MEXICO CITY (Dow Jones Newswires), Jan. 19, 2012
Mexican state oil monopoly Petroleos Mexicanos, or Pemex, on Thursday began seeking bids to exploit mature oil fields in northeastern Mexico, which it said it expects could produce 100,000 barrels a day of crude oil within three or four years.
The bidding process is for six areas in the northern part of Veracruz and southern part of Tamaulipas states, including two offshore areas.
This is the second round of incentive contracts that Pemex is offering under a model designed following a limited overhaul of Mexico's oil laws in 2008. Mexico's constitution continues to ban oil and natural-gas concessions, and Pemex remains the owner of the reserves and any hydrocarbons produced.

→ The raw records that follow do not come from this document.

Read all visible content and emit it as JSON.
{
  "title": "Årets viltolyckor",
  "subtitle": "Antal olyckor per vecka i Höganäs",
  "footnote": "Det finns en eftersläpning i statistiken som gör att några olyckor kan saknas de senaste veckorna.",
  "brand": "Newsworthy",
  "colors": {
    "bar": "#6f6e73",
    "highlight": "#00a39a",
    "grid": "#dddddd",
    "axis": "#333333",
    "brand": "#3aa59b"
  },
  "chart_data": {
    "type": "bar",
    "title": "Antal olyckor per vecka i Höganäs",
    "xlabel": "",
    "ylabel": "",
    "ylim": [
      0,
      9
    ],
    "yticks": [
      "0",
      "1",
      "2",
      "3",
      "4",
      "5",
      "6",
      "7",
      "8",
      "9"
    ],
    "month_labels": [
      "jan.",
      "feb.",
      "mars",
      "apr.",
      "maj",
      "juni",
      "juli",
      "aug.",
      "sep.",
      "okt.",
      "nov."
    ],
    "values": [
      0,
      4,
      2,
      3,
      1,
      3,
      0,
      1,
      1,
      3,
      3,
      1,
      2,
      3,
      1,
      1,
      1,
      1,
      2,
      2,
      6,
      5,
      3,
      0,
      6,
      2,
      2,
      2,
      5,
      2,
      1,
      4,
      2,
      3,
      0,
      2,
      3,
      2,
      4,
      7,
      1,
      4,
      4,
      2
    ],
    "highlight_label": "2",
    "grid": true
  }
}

The first of the new flexible contracts was awarded last year for the reactivation of onshore mature fields in southern Mexico. The contracts went to Petrofac Ltd. and oil-services company Schlumberger Ltd.
Pemex said it expects to award contracts for the latest round in June. The company said it is also working on model contracts for the onshore Chicontepec basin, which it expects to be ready by mid-year.
Pemex produced around 2.55 million barrels a day of crude oil in 2011, compared with 2.58 million barrels a day in 2010. Crude-oil exports totaled around 1.3 million barrels a day.